Kew to weed out dangerous Chinese herbs
Sunday 20 September 1998
Probably not, but ignorance of Chinese herbs, an increasingly popular treatment in the West, can be dangerous. In Belgium, up to 80 women seeking a slimming cure were supposed to have been prescribed Stephania, but instead received Aristolochia, which has the same Chinese name but causes serious kidney damage.
A study by Guy's Hospital in London found 14 cases of liver damage and failure that arose from various traditional Chinese prescriptions for eczema. Two deaths from liver failure in Britain have been blamed on Chinese herbal medicines.
Ensuring good herbs is not easy. Different batches can have different levels of active ingredients, and correct preparation is crucial. Fuzi, for example, is used for rheumatism, but if improperly processed may cause cardiac problems.
In Britain, where anyone can legally set up as a practitioner of herbal medicine, imports of sub-standard or misidentified Chinese herbs are increasingly worrying both plant scientists and qualified practitioners of traditional Chinese medicine (TCM). The Royal Botanic Gardens at Kew is setting up an authentication centre to weed out some of the contaminated, misidentified, and fake TCM herbs on sale.
Christine Leon, a botanist from Kew, has spent the past month collecting plant samples from southern Chinese provinces as a first step in establishing the centre, the only one in the West.
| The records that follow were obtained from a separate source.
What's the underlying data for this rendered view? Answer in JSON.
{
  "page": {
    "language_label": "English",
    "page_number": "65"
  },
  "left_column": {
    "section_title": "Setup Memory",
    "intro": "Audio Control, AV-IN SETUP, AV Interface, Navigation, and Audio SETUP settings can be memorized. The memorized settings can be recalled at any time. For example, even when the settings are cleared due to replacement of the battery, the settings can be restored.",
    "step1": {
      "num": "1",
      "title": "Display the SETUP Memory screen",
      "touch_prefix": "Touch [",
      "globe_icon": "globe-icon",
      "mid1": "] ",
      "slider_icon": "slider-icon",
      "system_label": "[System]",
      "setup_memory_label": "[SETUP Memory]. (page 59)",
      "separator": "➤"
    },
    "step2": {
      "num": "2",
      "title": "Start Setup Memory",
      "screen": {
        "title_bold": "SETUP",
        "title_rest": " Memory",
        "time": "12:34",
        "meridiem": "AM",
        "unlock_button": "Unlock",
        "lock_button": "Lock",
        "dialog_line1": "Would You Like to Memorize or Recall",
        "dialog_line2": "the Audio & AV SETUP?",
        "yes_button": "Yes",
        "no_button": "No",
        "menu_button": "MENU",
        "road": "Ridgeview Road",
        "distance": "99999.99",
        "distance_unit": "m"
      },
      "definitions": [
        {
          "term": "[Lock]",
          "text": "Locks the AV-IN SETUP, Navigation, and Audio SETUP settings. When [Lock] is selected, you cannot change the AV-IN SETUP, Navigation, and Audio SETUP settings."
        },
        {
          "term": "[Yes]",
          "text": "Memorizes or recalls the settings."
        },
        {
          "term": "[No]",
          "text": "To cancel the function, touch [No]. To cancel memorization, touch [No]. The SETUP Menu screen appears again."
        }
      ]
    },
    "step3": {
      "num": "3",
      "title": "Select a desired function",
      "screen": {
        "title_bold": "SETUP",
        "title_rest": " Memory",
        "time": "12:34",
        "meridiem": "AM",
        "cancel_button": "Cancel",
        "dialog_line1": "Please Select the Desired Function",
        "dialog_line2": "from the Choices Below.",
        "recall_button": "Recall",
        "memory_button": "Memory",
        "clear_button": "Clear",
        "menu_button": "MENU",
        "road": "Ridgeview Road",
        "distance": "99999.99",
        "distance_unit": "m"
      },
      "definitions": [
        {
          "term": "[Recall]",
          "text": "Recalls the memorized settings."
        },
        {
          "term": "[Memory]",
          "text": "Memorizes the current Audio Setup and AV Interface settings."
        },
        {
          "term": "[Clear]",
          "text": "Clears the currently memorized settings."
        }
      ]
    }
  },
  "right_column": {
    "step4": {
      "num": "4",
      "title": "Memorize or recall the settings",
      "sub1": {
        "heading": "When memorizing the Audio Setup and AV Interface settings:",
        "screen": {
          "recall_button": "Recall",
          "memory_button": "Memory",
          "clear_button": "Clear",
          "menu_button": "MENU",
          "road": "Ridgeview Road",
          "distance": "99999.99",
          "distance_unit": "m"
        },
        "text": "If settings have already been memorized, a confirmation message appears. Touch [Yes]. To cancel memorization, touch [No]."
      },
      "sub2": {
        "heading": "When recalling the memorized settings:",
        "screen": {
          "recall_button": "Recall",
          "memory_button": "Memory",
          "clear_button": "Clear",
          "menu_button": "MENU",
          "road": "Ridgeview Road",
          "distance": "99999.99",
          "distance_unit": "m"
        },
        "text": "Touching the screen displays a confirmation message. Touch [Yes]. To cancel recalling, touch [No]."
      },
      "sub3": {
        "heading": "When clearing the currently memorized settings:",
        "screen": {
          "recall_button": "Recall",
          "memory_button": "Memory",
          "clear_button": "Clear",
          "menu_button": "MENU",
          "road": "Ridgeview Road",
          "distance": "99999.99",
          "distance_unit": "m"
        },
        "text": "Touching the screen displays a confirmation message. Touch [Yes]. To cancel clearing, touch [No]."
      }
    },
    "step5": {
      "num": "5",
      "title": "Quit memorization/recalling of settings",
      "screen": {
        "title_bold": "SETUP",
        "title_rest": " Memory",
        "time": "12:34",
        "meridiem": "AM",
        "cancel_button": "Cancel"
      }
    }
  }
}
On Friday she was at a seminar of experts in Peking, where she said: "Working with our Chinese colleagues, we are trying to help establish a safe supply of Chinese herbs outside China."
In 1996 Britain's 3,000-odd TCM clinics wrote a million herbal prescriptions, commonly for eczema, arthritis, psoriasis and rheumatism. Herb imports from China jumped from 160 tonnes in 1991 to nearly 9,900 tonnes in 1995, but up to a quarter are reported to be of doubtful authenticity.
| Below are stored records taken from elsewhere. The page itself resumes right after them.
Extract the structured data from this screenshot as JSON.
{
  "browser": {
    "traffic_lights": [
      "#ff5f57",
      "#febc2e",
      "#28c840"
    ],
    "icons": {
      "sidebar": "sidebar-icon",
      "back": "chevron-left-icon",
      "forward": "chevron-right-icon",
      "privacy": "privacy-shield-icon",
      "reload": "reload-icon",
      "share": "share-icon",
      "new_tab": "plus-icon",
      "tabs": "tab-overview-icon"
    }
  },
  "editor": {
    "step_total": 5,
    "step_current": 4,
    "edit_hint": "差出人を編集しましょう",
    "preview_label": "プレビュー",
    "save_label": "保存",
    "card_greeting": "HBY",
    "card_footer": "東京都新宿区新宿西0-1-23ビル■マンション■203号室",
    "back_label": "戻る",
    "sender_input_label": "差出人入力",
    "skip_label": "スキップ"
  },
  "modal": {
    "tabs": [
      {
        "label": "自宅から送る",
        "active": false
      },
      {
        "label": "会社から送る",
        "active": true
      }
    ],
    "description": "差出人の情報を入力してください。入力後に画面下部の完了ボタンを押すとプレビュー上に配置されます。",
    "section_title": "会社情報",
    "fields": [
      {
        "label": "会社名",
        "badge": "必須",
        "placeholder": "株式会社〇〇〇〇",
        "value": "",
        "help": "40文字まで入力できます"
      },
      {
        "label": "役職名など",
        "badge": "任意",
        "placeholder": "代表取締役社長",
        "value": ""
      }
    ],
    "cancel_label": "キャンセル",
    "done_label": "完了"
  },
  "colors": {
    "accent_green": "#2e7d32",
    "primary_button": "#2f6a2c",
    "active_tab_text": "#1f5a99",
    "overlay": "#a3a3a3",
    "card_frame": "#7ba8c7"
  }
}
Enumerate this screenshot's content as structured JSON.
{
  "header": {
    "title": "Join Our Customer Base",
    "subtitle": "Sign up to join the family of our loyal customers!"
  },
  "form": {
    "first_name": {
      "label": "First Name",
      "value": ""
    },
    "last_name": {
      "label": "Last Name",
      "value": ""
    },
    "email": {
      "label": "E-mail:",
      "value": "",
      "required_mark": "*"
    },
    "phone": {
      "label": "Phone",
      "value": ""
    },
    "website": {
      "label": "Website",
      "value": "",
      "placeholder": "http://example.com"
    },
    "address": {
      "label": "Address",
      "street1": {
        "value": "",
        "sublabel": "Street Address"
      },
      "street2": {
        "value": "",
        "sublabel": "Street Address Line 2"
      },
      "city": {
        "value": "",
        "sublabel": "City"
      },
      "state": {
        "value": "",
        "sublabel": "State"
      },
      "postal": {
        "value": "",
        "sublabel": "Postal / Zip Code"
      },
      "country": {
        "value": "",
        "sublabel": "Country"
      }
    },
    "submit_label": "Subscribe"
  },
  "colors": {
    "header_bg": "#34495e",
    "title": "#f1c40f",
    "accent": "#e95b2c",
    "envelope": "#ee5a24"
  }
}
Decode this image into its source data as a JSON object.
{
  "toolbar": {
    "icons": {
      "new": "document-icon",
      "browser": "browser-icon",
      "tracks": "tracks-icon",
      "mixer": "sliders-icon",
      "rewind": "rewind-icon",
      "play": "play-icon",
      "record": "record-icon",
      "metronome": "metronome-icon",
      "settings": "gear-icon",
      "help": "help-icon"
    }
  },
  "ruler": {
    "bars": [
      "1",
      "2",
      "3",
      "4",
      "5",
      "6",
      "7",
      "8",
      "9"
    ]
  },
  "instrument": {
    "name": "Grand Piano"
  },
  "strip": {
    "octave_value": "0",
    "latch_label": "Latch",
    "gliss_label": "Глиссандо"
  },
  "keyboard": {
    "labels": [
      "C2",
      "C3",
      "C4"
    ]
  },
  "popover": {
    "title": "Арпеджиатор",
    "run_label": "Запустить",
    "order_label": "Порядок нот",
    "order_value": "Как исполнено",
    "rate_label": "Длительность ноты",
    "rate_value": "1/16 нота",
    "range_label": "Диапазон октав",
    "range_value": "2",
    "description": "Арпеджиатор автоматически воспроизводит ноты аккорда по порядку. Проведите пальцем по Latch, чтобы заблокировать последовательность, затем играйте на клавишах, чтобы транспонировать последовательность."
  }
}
This is not simply a matter of botanical nicety. It can mean herbs contaminated by pesticide residues, sulphur, or toxic metals. Similar-looking plants are sometimes substituted for rare herbs, despite very different properties. Analysis of some pre-packaged TCM products has found them adulterated with Western pharmaceutical drugs, such as skin ointment containing steroids, and labelling can be inaccurate.
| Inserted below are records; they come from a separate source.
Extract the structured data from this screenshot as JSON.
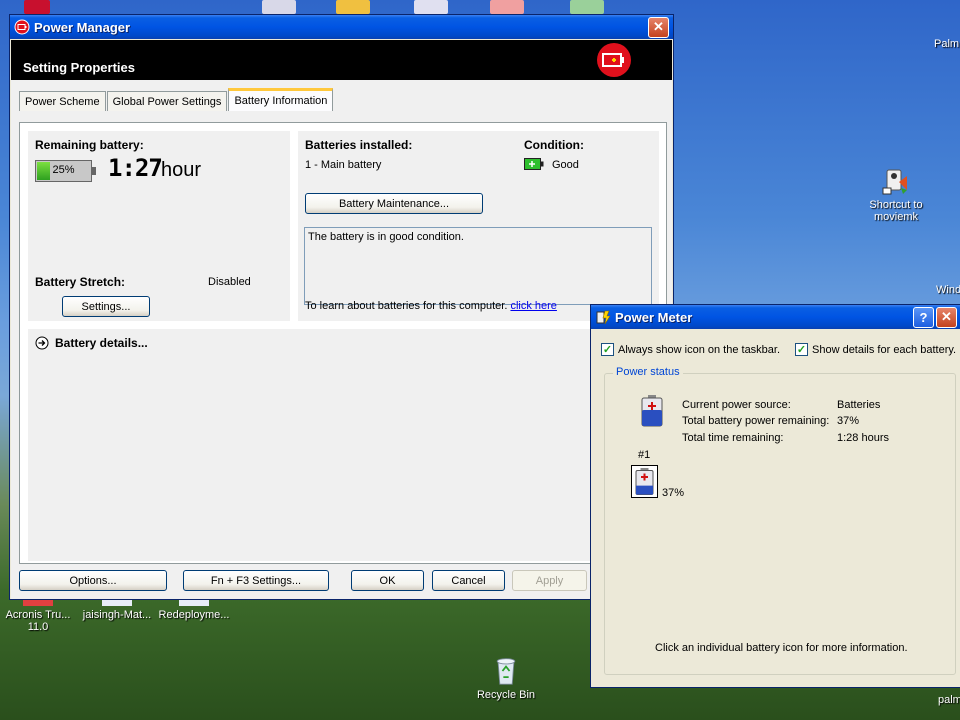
{
  "desktop": {
    "icons": [
      {
        "label": "Acronis Tru...\n11.0"
      },
      {
        "label": "jaisingh-Mat..."
      },
      {
        "label": "Redeployme..."
      },
      {
        "label": "Recycle Bin"
      },
      {
        "label": "Shortcut to\nmoviemk"
      },
      {
        "label": "Palm"
      },
      {
        "label": "Wind"
      },
      {
        "label": "palm"
      }
    ]
  },
  "power_manager": {
    "title": "Power Manager",
    "header_title": "Setting Properties",
    "tabs": [
      {
        "label": "Power Scheme"
      },
      {
        "label": "Global Power Settings"
      },
      {
        "label": "Battery Information"
      }
    ],
    "remaining": {
      "label": "Remaining battery:",
      "percent_text": "25%",
      "percent_value": 25,
      "time": "1:27",
      "unit": "hour"
    },
    "stretch": {
      "label": "Battery Stretch:",
      "value": "Disabled",
      "settings_button": "Settings..."
    },
    "installed": {
      "label": "Batteries installed:",
      "value": "1 - Main battery",
      "condition_label": "Condition:",
      "condition_value": "Good",
      "maintenance_button": "Battery Maintenance...",
      "status_text": "The battery is in good condition.",
      "learn_text": "To learn about batteries for this computer.",
      "learn_link": "click here"
    },
    "details_label": "Battery details...",
    "footer": {
      "options": "Options...",
      "fn_f3": "Fn + F3 Settings...",
      "ok": "OK",
      "cancel": "Cancel",
      "apply": "Apply"
    }
  },
  "power_meter": {
    "title": "Power Meter",
    "always_show": "Always show icon on the taskbar.",
    "show_details": "Show details for each battery.",
    "group_label": "Power status",
    "rows": [
      {
        "label": "Current power source:",
        "value": "Batteries"
      },
      {
        "label": "Total battery power remaining:",
        "value": "37%"
      },
      {
        "label": "Total time remaining:",
        "value": "1:28 hours"
      }
    ],
    "battery_number": "#1",
    "battery_percent": "37%",
    "battery_level": 37,
    "hint": "Click an individual battery icon for more information."
  }
}
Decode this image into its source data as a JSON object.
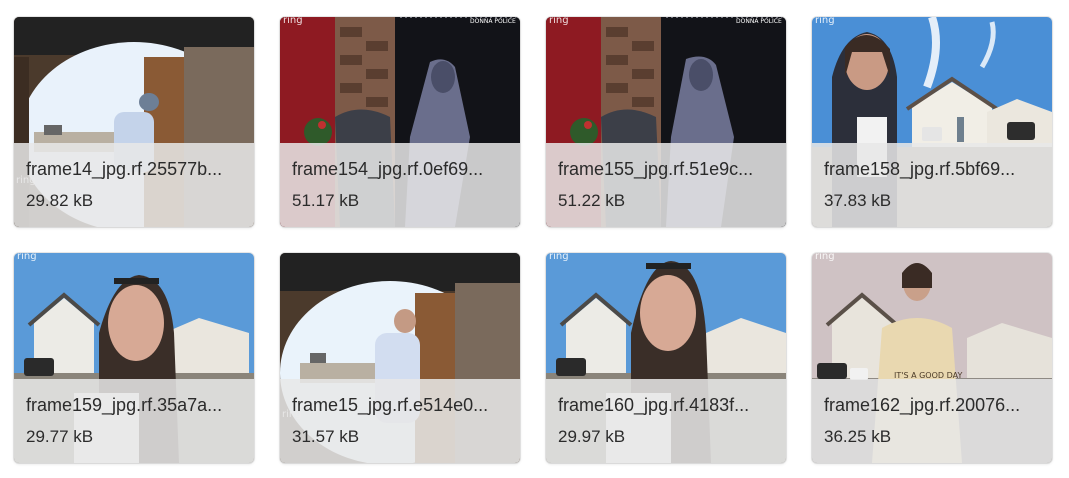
{
  "cards": [
    {
      "name": "frame14_jpg.rf.25577b...",
      "size": "29.82 kB",
      "scene": "peephole-man"
    },
    {
      "name": "frame154_jpg.rf.0ef69...",
      "size": "51.17 kB",
      "scene": "hooded-night"
    },
    {
      "name": "frame155_jpg.rf.51e9c...",
      "size": "51.22 kB",
      "scene": "hooded-night"
    },
    {
      "name": "frame158_jpg.rf.5bf69...",
      "size": "37.83 kB",
      "scene": "woman-blue-sky"
    },
    {
      "name": "frame159_jpg.rf.35a7a...",
      "size": "29.77 kB",
      "scene": "woman-close"
    },
    {
      "name": "frame15_jpg.rf.e514e0...",
      "size": "31.57 kB",
      "scene": "peephole-man"
    },
    {
      "name": "frame160_jpg.rf.4183f...",
      "size": "29.97 kB",
      "scene": "woman-close"
    },
    {
      "name": "frame162_jpg.rf.20076...",
      "size": "36.25 kB",
      "scene": "woman-overcast"
    }
  ],
  "colors": {
    "caption_bg": "#e8e8e8",
    "text": "#2b2b2b"
  },
  "watermark": "ring"
}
Since 1987 the British Register of Chinese Herbal Medicine has set minimum qualifications, and now has about 350 qualified Chinese physicians as members. Kew will establish a reference collection of 400 to 500 medicinal plants, prepare chemical, anatomical and molecular profiles on TCM herbs and set up a laboratory service to check herbal identity which can be used by importers and practitioners if they want to investigate suspect herbs.
"What we are looking to do is come up with the most reliable and cost- effective tests - replicable tests for each herb, - which we will carefully document and publish. We'll even try to design some kind of a batch testing scheme, to do spot checks on herbs... in bulk," said Ms Leon. Included in the reference data will be samples of poor quality herbs, substitutes, adulterants and fakes. Private funding has been raised for the pounds 250,000 first phase, but more money is needed for the pounds 700,000 total cost.
"In the UK there is no official or unofficial quality control system," said Ms Leon. So standards have been defined by the 16 Chinese herb importing companies and the variable competence of practitioners. "Some of them are extremely well trained. Others, sadly, are not. They simply do not have the resources, the training, the expertise to check on the quality and the identity of the herbs they are handling and dispensing to their patients.... The UK and the Western market as a whole is therefore very prone to exploitation, especially by unscrupulous dealers."